Life

Illustration of a girl holding a pig from Some Pig! A Charlotte's Web Picture Book
HarperCollins

Everything I Needed to Know About Motherhood, I Learned From 'Charlotte's Web'

Reading a book 200 times is a surefire way to find out whether you love it or want to throw its rhyming llama couplets into the diaper pail. Children's books especially do a tricky dance for an audience of squinty-eyed parents and wide-eyed tots: the best ones, like a syringe of infant-suspension Tylenol, have a little something for the parent at the end. These are the ones we are celebrating in This Book Belongs To — the books that send us back to the days of our own footed pajamas, and make us feel only half-exhausted when our tiny overlords ask to read them one more time.

E. B. White once said, “All that I hope to say in books, all that I ever hope to say, is that I love the world.” I’m not sure there is any book that this is so poignantly obvious in as Charlotte’s Web. The book, which is so innocently written as to be a perfect first chapter book for children, also covers so much of the darkness in this world (abandonment, fear, greed, death). But it does so beautifully, in a way that leaves you feeling uplifted instead of heartbroken by the end.

Maybe that’s why it’s the first book I ever truly fell in love with.

The nights my mother spent reading Charlotte’s Web to me are among but a handful of good memories I have of my mother. She wasn’t a great mom. She wasn’t even really a good one. At least, not that I remember. She left my life completely when I was 13 years old, but she’d ducked out mentally long before that.

So it could be it was just the dedicated time with her I so desperately craved that I associate with this book. It might have had nothing to do with the book itself at all.

All I know is that in a sea of hard and sad memories, I always carried those nights with me. The nights my mom read to me my first chapter book.

E.B. White surely loved the world. But I’d argue he had a special soft spot in his heart for mothers.

So when my daughter was born, one of the first books I bought was Charlotte’s Web. I knew it would be years before I could read it to her. She was just an infant, after all. But on the inside cover of that book, dated exactly one month after my little girl was born, there is a note to my daughter about why this book was so special to me. About why I couldn’t wait to share it with her.

I got that opportunity at last just recently. My daughter is a few months shy of five years old, and truth be told, she’s probably not really ready for chapter books just yet. The nights we read it were hit or miss; some nights she was incredibly into it, and others she begged to be done before our chapter was over, her attention span just not there for a book with so few pictures.

She probably could have waited another year before embarking on this next stage of raising a reader. But me? I couldn’t wait any longer.

So together, over the course of about a month, we worked our way through Charlotte’s Web. And on those nights when she was truly invested, as deeply engrossed in the story as I was, my heart soared.

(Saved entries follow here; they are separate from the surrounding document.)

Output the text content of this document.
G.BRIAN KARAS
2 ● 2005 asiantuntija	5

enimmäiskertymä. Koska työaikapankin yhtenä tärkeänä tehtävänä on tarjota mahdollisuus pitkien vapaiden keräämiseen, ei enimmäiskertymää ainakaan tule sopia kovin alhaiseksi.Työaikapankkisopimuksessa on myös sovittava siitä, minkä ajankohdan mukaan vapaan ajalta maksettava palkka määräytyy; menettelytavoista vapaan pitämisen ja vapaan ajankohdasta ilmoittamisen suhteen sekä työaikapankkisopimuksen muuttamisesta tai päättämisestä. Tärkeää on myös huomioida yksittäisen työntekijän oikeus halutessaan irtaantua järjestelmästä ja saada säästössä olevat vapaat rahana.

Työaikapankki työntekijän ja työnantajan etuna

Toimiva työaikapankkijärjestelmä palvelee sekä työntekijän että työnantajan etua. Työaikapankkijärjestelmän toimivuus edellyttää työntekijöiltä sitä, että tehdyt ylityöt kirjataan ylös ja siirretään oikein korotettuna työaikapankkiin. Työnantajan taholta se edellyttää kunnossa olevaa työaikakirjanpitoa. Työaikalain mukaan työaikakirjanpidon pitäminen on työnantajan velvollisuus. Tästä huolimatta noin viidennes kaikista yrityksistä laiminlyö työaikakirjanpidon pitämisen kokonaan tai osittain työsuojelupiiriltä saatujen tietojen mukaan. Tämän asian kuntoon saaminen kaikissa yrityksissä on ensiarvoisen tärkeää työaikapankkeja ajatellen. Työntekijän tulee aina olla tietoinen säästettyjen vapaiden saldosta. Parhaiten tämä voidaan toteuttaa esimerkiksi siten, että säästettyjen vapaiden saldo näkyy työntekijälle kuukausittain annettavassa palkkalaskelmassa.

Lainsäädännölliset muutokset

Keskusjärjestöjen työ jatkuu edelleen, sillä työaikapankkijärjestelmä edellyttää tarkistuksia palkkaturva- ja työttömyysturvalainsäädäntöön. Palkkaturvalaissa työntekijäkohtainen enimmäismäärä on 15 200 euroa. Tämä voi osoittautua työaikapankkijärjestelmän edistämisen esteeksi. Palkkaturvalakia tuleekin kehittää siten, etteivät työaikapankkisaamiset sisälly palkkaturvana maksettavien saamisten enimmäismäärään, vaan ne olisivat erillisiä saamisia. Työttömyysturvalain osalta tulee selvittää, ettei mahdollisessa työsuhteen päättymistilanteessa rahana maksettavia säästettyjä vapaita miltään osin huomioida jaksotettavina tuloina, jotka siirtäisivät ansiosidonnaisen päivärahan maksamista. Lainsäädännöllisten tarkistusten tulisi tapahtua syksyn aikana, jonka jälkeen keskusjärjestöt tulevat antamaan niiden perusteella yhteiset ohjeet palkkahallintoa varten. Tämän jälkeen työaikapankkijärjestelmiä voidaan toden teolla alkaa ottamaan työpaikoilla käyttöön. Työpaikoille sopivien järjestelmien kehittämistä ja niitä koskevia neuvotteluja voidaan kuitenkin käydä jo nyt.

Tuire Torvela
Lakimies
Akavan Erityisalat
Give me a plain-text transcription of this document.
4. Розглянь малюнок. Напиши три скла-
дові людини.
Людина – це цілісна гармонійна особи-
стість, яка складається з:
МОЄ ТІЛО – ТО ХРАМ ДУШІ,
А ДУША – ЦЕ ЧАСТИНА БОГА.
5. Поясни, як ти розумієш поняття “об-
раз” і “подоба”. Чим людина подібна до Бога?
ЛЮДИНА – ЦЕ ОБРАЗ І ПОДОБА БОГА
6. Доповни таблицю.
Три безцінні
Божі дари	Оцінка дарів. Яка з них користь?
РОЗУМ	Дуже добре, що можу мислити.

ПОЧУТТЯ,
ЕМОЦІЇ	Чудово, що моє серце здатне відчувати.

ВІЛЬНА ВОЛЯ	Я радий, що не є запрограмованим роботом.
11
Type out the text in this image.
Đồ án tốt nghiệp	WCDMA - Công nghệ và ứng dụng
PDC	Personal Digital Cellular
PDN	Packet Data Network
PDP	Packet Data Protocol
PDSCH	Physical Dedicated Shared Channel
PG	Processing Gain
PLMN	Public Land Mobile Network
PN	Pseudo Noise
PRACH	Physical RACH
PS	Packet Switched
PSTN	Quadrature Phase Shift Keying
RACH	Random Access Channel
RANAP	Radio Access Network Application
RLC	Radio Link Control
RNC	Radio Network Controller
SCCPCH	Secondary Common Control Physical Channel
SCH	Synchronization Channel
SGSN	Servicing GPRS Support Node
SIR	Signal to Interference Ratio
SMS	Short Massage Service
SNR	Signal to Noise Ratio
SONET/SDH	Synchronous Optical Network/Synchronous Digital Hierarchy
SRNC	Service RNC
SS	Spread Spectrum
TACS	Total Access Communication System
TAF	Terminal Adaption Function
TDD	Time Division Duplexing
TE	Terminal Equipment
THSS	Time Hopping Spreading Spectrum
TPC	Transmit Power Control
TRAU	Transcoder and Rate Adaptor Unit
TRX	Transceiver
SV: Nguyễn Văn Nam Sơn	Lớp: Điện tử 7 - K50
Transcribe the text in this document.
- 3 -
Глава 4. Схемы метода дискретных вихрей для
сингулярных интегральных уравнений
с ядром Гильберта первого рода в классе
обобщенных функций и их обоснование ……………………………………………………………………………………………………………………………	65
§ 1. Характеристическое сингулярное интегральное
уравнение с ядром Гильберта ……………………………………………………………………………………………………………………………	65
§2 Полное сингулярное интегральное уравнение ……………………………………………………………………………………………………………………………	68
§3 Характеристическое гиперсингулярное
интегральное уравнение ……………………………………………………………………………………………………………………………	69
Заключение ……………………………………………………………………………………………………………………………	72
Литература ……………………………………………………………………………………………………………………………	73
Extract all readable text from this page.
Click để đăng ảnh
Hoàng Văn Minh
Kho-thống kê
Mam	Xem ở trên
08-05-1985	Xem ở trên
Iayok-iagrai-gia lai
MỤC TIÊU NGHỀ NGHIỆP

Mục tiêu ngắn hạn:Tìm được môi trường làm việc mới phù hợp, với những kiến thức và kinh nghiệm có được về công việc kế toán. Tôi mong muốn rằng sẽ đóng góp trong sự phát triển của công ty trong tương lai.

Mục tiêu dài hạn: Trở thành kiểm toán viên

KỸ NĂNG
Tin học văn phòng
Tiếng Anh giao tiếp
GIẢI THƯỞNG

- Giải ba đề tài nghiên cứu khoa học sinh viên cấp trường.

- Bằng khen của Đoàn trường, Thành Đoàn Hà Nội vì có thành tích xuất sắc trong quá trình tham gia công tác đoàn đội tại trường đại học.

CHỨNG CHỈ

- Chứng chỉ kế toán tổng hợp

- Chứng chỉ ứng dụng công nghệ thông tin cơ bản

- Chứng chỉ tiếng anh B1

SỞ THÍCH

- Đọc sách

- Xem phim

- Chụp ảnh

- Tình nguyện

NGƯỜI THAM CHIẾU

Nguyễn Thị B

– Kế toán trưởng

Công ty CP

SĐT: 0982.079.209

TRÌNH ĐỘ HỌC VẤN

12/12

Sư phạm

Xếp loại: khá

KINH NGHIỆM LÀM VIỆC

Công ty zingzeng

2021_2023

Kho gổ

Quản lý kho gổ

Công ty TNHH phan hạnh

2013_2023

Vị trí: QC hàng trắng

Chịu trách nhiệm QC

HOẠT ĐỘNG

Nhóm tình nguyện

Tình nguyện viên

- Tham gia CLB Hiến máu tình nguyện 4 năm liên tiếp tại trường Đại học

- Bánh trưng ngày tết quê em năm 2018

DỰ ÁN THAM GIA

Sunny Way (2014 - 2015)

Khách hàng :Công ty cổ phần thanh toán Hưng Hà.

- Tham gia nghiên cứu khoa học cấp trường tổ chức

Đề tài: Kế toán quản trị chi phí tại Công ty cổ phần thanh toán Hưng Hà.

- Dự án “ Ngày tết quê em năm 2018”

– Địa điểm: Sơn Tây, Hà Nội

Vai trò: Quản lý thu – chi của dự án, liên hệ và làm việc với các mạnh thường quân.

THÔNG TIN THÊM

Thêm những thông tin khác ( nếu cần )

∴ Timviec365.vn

This was the motherhood moment I had been waiting for.

But something else happened as we read that book together: I remembered what it was about, and I saw how closely it reflected back on my life and hers.

You see, my daughter is adopted. And while Wilbur is pushed out of his own family quite young in life, his care falls on the shoulders of those who chose to step up for him — Fern, who starts the book out fighting desperately for his life, and goes on to act much like his foster mom in those early weeks, and Charlotte, who takes over the role of mother and friend when Wilbur is moved into the barn.

Both sacrifice themselves for Wilbur. And both clearly love him in a way any mother would be sure to recognize.

In my life, that role was filled by my grandmother. And in my daughter’s life, I hope she’ll always know that I’m here to fill that role for her.

It’s a book about motherhood at its core, but the kind of motherhood that doesn’t require biological (or even species-specific) ties. The kind of family that is often formed through love rather than blood.

The kind of family my daughter and I have today.

By the end, when Charlotte has done everything in her power to protect both Wilbur and her own children (seeming to indicate there is no difference between the two in her mind) and most of those children have moved on, Wilbur is left with the remaining three who decide to stay and form a new family with him. And he is delighted to have them, and their children and children’s children along the way.

It’s an end that could have been filled with so much sadness (because after all, Charlottes death is unexpected by most childhood readers), but instead it is somehow filled with so much hope.

E.B. White surely loved the world. But I’d argue he had a special soft spot in his heart for mothers.

And while my own daughter might not have been completely ready for her first chapter book just yet, I’m glad Charlotte’s Web is the one we started with. And I’m willing to bet we’ll pick it up again in a year or two. Because I hope she carries with her a million good memories of our life together. B

I also hope she’ll always remember those nights cuddled up in bed with her Mommy and a book.